Supported by evidence
"The dual agonist mechanism is why it works better"
Supported by evidence
"Tirzepatide has fewer GI side effects than semaglutide"
Plausible but limited comparison data
Safety Comparison
Both share the GLP-1 class side effect profile: nausea, vomiting, diarrhea, usually transient and dose-dependent, and manageable with slow dose titration. Both carry the FDA boxed warning for thyroid C-cell tumors based on rodent studies; clinical relevance in humans remains debated. Wegovy has the longer real-world safety record and more extensive post-marketing surveillance through Novo Nordisk's pharmacovigilance program. Zepbound's dual-receptor mechanism is newer; long-term safety is still being characterized as more years of post-approval data accumulate. On bone density: both compounds appear to cause modest bone mineral density loss in head-to-head data (Liu et al. 2026, J Clin Endocrinol Metab), with the loss correlating with weight loss within the GLP-1 RA group rather than a direct drug effect. The finding is particularly relevant for the brand populations of Wegovy and Zepbound: in adults without diabetes (the predominant population for chronic weight management), the GLP-1 RA group lost modestly more bone density at the total hip than matched controls (-1.0% vs -0.6% over 17 months); in adults with diabetes, the loss matched controls. Compounded versions of either active ingredient are not FDA-approved and have been associated with dosing errors and quality concerns outside the FDA-regulated supply chain.
Wegovy
Well-characterized safety profile from the STEP program plus SELECT cardiovascular outcomes trial. Most common adverse events are GI-related: nausea, vomiting, diarrhea, typically transient and dose-dependent. FDA boxed warning for thyroid C-cell tumors based on rodent studies; clinical relevance in humans debated. Rare risks include pancreatitis.
Zepbound
Safety profile from the SURMOUNT program. GI adverse events similar in pattern to GLP-1 agonists but potentially differing due to dual-receptor activity. FDA boxed warning for thyroid C-cell tumors based on rodent studies. Long-term post-marketing data is growing but less extensive than semaglutide's.

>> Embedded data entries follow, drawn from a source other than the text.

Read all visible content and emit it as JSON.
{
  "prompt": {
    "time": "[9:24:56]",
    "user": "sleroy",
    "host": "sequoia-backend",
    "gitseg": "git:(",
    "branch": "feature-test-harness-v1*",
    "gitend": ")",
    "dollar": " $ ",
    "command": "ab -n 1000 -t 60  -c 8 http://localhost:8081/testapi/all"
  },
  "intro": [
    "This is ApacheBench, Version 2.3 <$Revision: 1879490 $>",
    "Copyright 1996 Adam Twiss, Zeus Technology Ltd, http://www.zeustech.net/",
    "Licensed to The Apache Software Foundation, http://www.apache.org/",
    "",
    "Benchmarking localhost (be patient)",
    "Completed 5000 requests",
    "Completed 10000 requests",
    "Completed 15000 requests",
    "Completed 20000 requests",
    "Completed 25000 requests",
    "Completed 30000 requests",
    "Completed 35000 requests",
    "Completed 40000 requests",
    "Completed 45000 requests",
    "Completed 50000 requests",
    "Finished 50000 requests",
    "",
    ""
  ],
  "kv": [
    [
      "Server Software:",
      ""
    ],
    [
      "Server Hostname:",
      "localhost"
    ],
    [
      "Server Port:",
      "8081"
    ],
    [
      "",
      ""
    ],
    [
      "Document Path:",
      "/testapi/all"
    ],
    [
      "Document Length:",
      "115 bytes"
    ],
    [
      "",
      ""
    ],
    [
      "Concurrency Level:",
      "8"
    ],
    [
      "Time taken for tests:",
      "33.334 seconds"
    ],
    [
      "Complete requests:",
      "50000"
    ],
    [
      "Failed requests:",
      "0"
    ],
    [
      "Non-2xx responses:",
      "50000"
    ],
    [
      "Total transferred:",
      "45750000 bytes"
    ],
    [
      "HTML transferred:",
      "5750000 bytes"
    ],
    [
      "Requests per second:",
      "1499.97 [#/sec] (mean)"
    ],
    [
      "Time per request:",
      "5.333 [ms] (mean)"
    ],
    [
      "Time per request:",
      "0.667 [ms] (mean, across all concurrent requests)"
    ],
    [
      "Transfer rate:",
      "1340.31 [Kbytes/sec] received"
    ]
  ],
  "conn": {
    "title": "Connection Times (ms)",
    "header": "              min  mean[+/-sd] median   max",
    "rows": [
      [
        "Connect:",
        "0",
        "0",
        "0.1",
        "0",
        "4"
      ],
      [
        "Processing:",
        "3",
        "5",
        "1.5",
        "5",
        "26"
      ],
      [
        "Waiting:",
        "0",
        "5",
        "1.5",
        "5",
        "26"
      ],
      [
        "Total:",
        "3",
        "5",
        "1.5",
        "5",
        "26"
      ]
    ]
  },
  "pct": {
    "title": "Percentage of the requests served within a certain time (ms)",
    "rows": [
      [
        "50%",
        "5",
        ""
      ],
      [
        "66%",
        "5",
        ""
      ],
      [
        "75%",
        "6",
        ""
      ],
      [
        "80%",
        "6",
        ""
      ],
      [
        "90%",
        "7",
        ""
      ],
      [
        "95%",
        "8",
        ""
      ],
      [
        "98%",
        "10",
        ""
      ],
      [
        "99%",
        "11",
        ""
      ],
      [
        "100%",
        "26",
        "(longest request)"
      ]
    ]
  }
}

What the Research Suggests
Wegovy and Zepbound are both FDA-approved chronic weight management medications at the highest evidence tier. The choice between them is rarely about whether they work for weight loss: both do, with strong randomized controlled trial evidence. It's about which evidence profile matches the clinical question. Zepbound produced larger mean body weight reduction than Wegovy in head-to-head SURMOUNT-5 data. Wegovy has cardiovascular outcomes data Zepbound has not matched yet. For patients searching by brand name without realizing the FDA-approved indication is chronic weight management (not type 2 diabetes), the appropriate diabetes-indicated brands are Ozempic and Mounjaro. PSI does not endorse one brand over the other; the appropriate choice depends on the individual clinical context, which a physician evaluates.